If you are uninitiated into proposal writing, let me warn you that it feels like creating a graduate-level research project or a complex business plan. I spent as many months composing my proposal as I did my sample chapters. A first time book author needs a book proposal whether you plan to search for an agent or sell directly to a small press.
Some authors like to finish their entire book before writing the proposal, but I chose to write my proposal after I finished three chapters of my manuscript. I like the idea of being able to send off my proposal, so it does the work of selling my manuscript, while I leisurely finish the fun part of writing—my actual book. Of course, if the proposal does its job and I sell quickly, that’s even better. I do work more efficiently when I am under a deadline.
The proposal can also help authors focus their project. By the time you finish your proposal, you will know who your audience is, how big your potential readership is, and how the book should be marketed to them.

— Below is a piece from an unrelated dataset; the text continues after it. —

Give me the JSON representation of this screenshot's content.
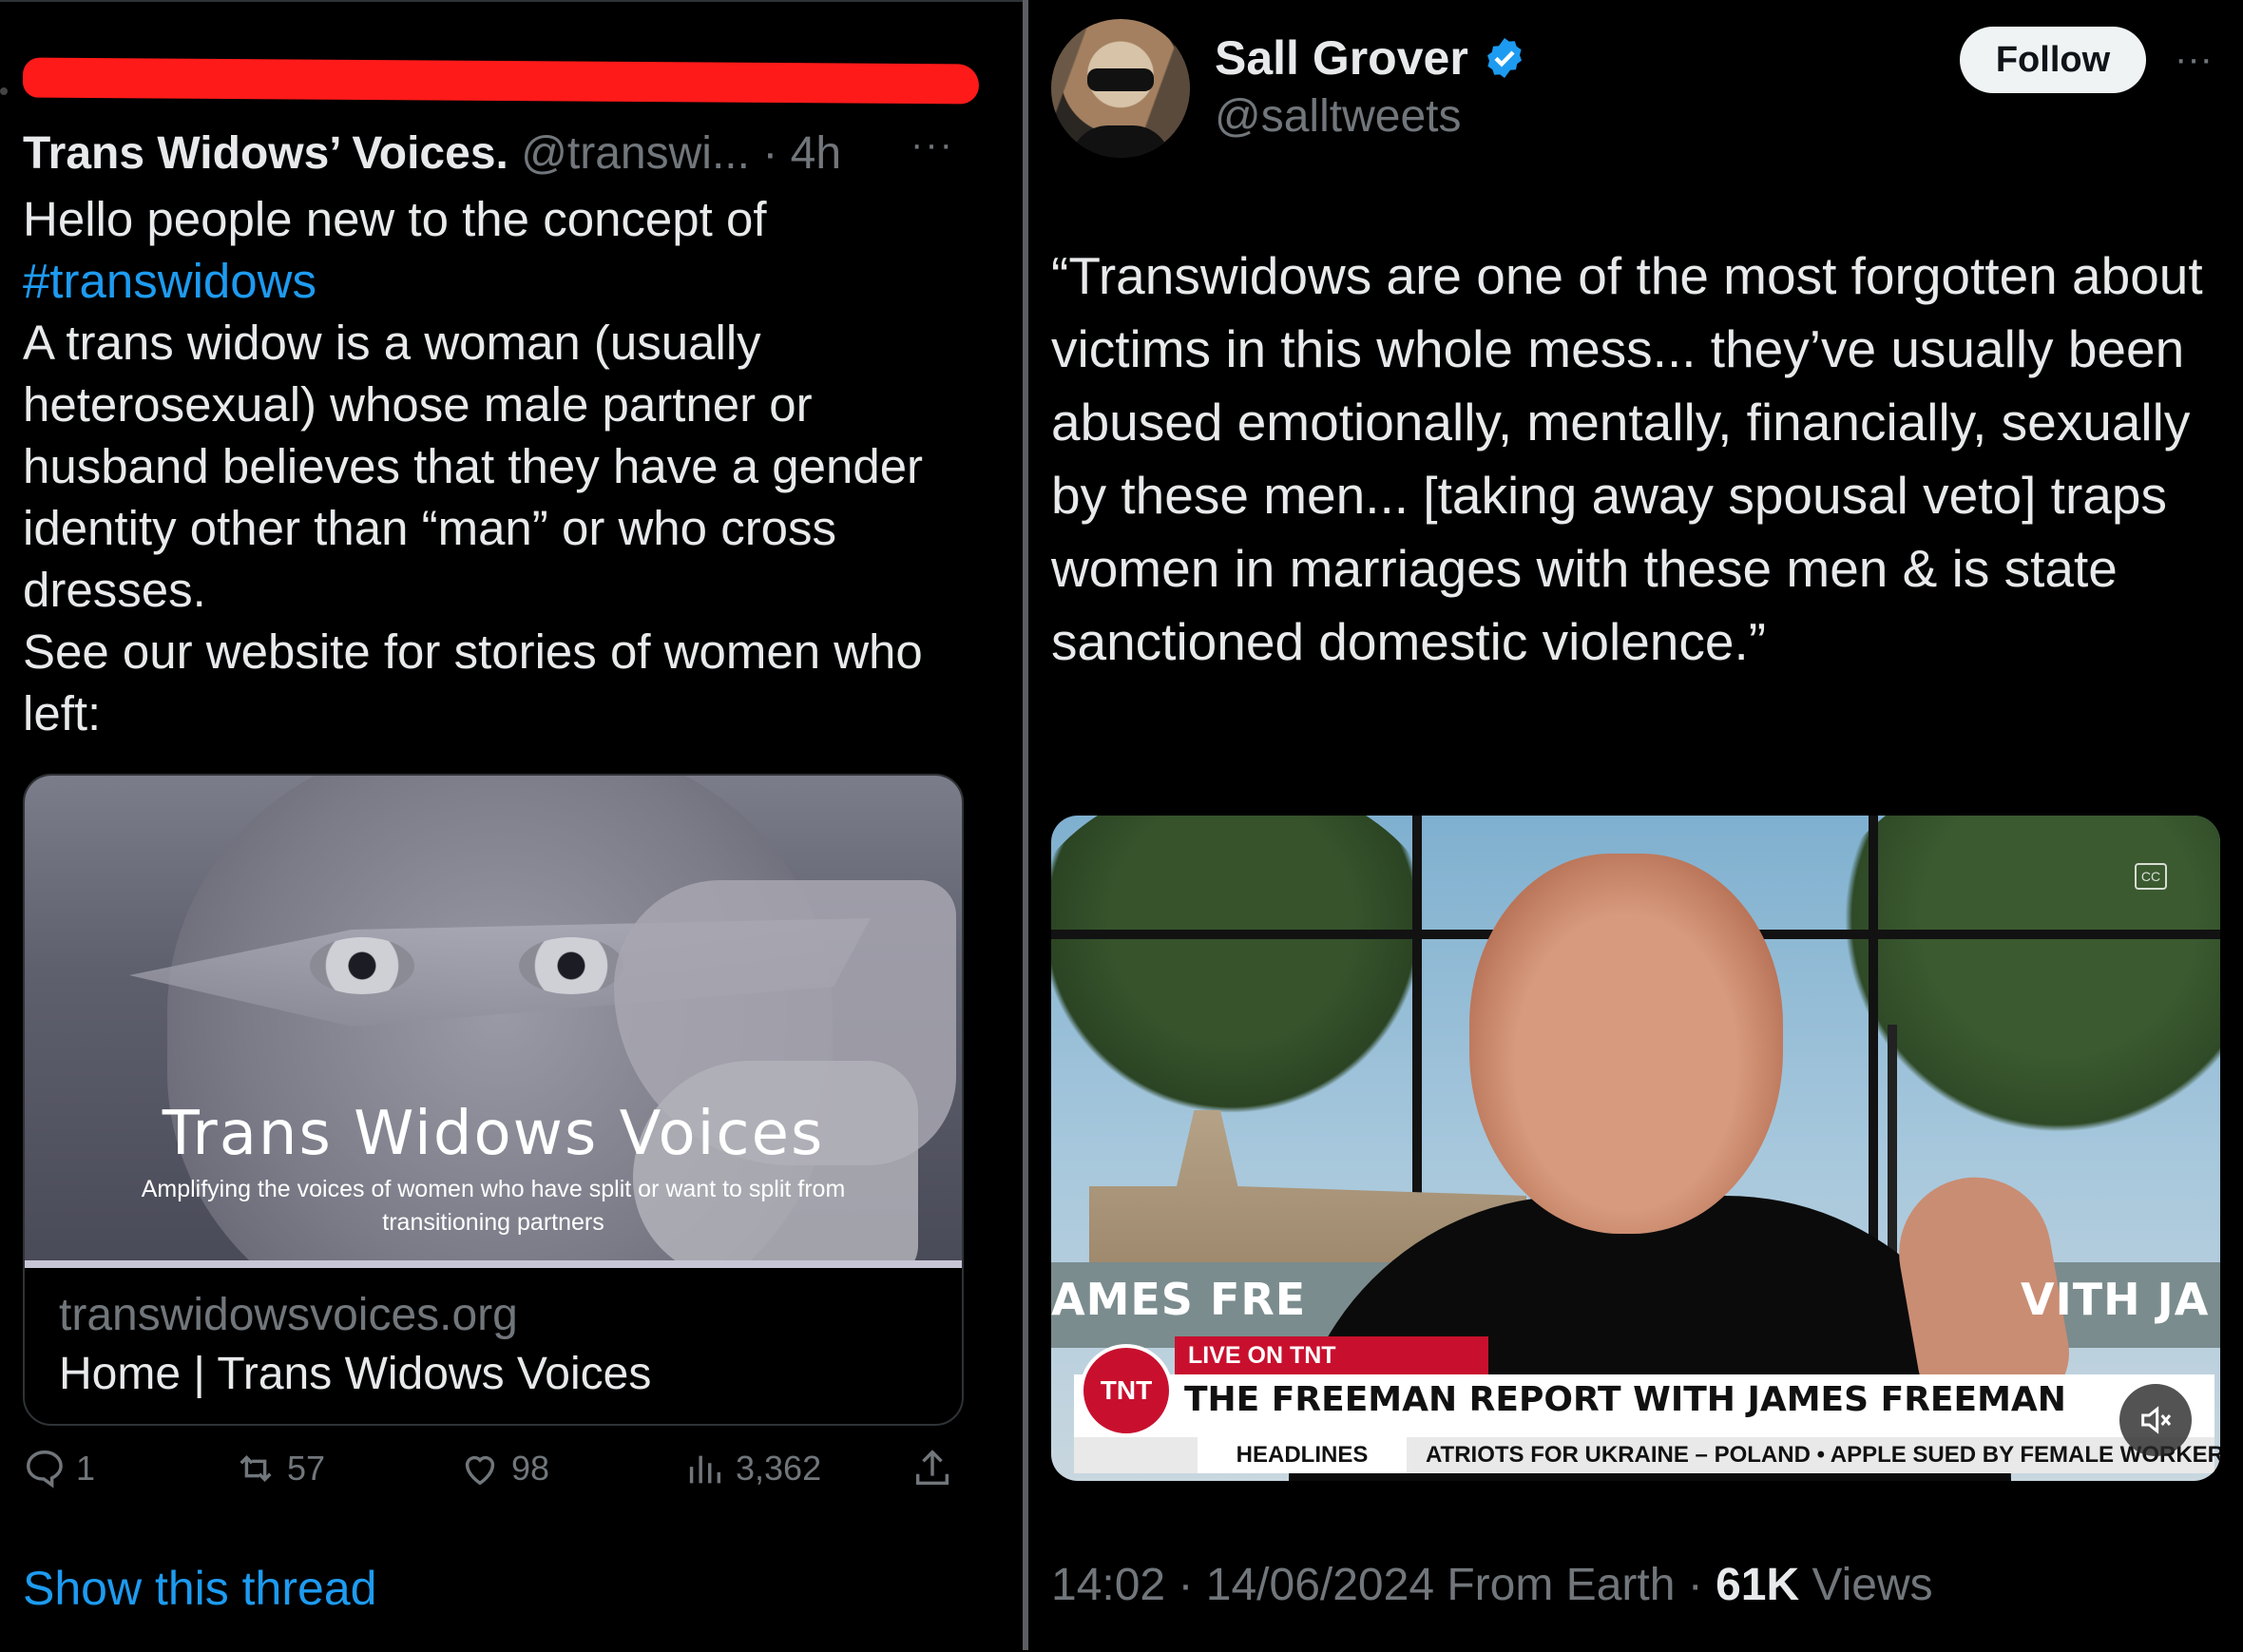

You will know where your book fits in the literary conversation about your subject: who else has written on the same topic and how your book adds to what is already published. As part of the proposal, you will also develop an outline or expanded Table of Contents.
There are many books on how to write a book proposal. Here are the two main resources I used to create my proposal:
Website How to Write a Book Proposal at Adler and Robin Books. http://www.adlerrobin.com/howto.html
When you are serious about finding an agent and selling your manuscript, settle down and study how to create your proposal. Then attack it like a Master’s thesis. Good luck!